Comissão de Relações Exteriores e Defesa Nacional aprova reforma da carreira e da previdência militar

Foto: REUTERS/Ricardo Moraes

Foi aprovado nesta terça-feira (3) pela Comissão de Relações Exteriores e Defesa Nacional (CRE) o projeto do governo que reestrutura a carreira e previdência dos militares (PL 1.645/2019).

A proposta foi aprovada sem qualquer alteração em relação ao texto que veio da Câmara, evitando com isso uma nova análise por parte dos deputados. O texto segue para o Plenário do Senado.

O próximo passo será a formação de uma comissão em janeiro de 2020, a qual reunirá técnicos dos Ministérios da Economia e da Defesa, e parlamentares, para tratar de reparações a segmentos da carreira militar que se sentem injustiçados pelo PL 1.645/2019.

A criação da comissão tem o aval do presidente da República, que estaria preocupado com o assunto, pois sente-se “em dívida com seus companheiros das Forças”, segundo relato do senador Izalci Lucas.

“Passei os últimos dias em reuniões com toda a equipe econômica, com o general Ramos (ministro da Secretaria de Governo) e o secretário Rogério Marinho (Previdência). Há uma disposição do governo em reparar injustiças que vêm sendo cometidas há bastante tempo contra os militares. E já existe um acordo entre os ministérios para que se façam ajustes. O general Ramos já acertou com o ministro Fernando Azevedo e Silva, que será feita uma reparação aos quadros especiais, que pode ser por decreto. Isso já será feito neste ano, e outras reparações virão a partir de janeiro, a partir dos trabalhos da comissão, da qual eu farei parte. As recomposições que puderem ser feitas por decreto, serão feitas por decreto. O que não puder ser assim, será via projeto de lei”, detalhou Izalci, explicando que essas reparações serão endereçadas a segmentos de patentes menores da carreira, contempladas por emendas que ele apresentou ao PL 1.645/2019.

Adicionais 

O acordo fez com que Izalci retirasse suas emendas e tornasse possível a aprovação da proposta por todos os parlamentares na CRE, exceto os do PT. O líder do partido, Humberto Costa, insistiu para que o relator Arolde de Oliveira negociasse uma nova tabela para os adicionais de disponibilidade e de habilitação, contemplando as patentes mais baixas.

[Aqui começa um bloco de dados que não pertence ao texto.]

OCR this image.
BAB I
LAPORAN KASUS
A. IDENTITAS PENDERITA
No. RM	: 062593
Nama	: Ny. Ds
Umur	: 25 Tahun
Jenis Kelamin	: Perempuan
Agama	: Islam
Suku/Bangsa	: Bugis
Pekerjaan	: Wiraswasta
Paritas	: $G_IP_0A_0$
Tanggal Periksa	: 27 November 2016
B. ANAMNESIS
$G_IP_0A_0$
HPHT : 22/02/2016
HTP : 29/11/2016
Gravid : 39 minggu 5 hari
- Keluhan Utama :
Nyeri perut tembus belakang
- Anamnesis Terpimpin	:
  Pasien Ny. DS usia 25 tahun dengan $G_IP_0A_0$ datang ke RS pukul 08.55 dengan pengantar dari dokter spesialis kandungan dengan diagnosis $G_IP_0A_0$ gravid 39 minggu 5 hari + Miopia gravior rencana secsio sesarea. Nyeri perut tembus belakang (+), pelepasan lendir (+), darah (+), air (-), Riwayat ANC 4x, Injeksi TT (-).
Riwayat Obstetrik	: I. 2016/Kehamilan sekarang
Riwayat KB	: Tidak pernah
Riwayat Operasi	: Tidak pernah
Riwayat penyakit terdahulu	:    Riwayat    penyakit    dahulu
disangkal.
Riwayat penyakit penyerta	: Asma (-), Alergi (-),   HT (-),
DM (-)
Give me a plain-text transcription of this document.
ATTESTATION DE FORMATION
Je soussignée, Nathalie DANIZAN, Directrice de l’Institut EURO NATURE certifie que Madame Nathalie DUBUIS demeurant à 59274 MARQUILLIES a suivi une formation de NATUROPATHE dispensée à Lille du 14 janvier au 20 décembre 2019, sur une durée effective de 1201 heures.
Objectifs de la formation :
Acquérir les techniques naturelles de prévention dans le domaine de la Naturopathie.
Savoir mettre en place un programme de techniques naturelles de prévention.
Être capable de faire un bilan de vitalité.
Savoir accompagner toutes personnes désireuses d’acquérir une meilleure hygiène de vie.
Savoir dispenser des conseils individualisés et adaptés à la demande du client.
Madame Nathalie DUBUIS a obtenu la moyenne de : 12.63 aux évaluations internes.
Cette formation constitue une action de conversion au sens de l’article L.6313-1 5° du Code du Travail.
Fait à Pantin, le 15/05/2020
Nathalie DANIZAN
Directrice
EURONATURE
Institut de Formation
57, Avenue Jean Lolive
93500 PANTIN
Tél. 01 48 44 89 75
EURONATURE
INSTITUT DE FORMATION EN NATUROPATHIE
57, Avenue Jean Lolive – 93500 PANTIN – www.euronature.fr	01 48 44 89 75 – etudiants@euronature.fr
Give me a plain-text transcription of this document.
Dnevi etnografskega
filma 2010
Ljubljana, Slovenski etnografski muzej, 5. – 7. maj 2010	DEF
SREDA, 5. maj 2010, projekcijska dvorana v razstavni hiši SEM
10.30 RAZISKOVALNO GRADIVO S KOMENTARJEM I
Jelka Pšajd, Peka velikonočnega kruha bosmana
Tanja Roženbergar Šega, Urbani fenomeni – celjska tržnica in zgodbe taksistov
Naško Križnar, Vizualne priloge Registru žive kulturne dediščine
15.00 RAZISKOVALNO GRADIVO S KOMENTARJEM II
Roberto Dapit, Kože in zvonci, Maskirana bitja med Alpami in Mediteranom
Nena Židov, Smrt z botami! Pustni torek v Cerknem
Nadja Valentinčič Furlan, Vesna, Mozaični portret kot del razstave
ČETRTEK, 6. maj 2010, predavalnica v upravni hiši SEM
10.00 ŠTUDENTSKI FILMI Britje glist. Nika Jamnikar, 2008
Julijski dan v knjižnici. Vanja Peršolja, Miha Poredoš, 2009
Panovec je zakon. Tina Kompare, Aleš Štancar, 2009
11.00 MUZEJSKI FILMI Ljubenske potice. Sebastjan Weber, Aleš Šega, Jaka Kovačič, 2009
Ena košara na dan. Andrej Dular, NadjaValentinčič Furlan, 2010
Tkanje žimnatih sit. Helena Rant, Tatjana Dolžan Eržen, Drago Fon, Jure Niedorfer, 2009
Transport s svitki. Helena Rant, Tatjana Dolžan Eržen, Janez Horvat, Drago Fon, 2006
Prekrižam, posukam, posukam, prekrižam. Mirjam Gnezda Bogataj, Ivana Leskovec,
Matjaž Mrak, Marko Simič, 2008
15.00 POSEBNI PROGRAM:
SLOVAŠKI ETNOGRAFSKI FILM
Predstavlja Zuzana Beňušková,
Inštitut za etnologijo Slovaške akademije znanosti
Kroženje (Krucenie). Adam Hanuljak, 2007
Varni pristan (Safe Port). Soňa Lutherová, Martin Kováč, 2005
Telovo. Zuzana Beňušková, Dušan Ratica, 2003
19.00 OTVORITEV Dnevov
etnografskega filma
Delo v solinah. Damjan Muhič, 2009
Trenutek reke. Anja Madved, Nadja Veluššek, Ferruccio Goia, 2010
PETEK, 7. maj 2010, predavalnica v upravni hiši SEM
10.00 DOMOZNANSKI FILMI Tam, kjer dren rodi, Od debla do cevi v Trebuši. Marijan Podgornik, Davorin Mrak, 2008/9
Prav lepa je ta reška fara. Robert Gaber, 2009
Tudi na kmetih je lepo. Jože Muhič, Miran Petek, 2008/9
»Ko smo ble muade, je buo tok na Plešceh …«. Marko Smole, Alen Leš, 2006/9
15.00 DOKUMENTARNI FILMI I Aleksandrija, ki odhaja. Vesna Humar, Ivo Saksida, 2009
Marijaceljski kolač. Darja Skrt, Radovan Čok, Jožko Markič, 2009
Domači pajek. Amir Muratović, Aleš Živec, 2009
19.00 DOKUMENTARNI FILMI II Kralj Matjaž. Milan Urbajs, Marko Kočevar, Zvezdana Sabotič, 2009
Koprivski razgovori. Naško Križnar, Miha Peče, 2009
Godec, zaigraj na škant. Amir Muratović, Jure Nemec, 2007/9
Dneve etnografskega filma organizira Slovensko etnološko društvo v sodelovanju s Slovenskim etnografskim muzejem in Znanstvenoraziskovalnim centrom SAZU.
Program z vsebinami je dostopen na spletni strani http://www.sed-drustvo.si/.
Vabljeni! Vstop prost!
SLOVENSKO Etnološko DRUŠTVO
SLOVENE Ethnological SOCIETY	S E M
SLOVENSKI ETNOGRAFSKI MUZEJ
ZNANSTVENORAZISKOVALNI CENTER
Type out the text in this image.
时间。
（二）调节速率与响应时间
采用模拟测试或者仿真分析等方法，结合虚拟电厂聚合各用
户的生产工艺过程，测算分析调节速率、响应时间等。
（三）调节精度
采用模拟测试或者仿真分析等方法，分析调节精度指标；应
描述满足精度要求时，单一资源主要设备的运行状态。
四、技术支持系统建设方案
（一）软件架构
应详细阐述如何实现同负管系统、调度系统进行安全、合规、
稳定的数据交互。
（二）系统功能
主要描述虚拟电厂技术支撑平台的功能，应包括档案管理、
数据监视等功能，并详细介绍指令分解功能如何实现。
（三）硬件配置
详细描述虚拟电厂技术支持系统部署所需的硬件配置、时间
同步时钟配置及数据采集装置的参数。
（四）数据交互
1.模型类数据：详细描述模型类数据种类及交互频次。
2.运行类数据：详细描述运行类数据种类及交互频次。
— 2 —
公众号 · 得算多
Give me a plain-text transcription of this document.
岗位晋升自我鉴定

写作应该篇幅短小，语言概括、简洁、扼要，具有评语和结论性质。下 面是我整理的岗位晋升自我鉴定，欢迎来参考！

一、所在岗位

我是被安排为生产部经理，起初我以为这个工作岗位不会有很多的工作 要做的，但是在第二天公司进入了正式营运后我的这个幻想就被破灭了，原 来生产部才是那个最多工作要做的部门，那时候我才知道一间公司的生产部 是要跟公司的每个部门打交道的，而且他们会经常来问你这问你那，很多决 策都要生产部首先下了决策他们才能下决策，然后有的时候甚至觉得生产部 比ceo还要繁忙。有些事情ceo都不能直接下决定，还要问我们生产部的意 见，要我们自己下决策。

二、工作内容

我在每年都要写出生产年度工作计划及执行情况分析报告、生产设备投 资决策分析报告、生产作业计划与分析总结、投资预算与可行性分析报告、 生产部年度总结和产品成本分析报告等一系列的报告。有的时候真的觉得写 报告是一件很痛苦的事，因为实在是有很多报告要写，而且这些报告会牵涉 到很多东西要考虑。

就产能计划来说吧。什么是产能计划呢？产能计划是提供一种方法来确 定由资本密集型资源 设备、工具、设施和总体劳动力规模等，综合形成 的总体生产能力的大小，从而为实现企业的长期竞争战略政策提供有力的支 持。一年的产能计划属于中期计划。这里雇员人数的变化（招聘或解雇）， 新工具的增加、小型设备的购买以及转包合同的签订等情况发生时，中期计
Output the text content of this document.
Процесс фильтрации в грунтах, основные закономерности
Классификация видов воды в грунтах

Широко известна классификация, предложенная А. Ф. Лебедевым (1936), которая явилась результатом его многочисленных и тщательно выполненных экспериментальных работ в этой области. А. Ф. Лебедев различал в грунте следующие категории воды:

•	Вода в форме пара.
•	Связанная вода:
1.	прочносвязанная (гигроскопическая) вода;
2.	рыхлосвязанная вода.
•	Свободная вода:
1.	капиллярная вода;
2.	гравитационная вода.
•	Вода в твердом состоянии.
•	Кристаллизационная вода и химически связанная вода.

Mas as emendas propostas por ele com esse objetivo foram rejeitadas, pois Arolde alegou que ainda não foram apresentados estudos de impacto orçamentário quanto a elas. Além disso, o relator entende que a nova tabela, da forma como foi apresentada, destoa do viés meritocrático presente no PL 1.645/2019.

Humberto retrucou que diversos segmentos da carreira não fizeram cursos de altos estudos no passado porque esses cursos eram cativos das altas patentes. O senador deve reapresentar suas emendas no Plenário do Senado. A intenção do governo é aprovar o projeto ainda nesta semana.

Principais pontos

Além de reestruturar a carreira e criar novas regras relativas à aposentadoria de militares, o projeto ainda espelha essas regras com as que vão vigorar para as polícias militares e os corpos de bombeiros estaduais.

O PL 1.645/2019 cria o Adicional de Compensação de Disponibilidade Militar, relativo à disponibilidade permanente e à dedicação exclusiva, características da carreira. Esse adicional no soldo será maior quanto maior for a patente do militar, tanto para oficiais quanto para praças. Varia de 5% para militares em início de carreira a 32% no final. Para os oficiais-generais, o percentual vai de 35% a 41%.

A proposta ainda prevê reajustes anuais, até 2023, nos percentuais do Adicional de Habilitação, que serão incorporados aos soldos. O texto também trata de gratificações de representação, auxílio-transporte e ajudas de custo.

Ativos, inativos e pensionistas passarão a recolher 14% nos proventos para o sistema de seguridade. O texto também aumenta o tempo de serviço mínimo para aposentadoria de 30 para 35 anos e reduz o rol de dependentes e pensionistas. A permanência em cada posto também ficará mais longa.

O casamento ou a união estável continuam vedados para o ingresso ou a permanência em órgãos de formação ou graduação de oficiais e praças que os mantenham em regime de internato. Um outro artigo explicita que, caso a reestruturação leve, na prática, algum militar ter redução nos proventos, a diferença será paga a título de Vantagem Pessoal Nominalmente Identificada (VPNI).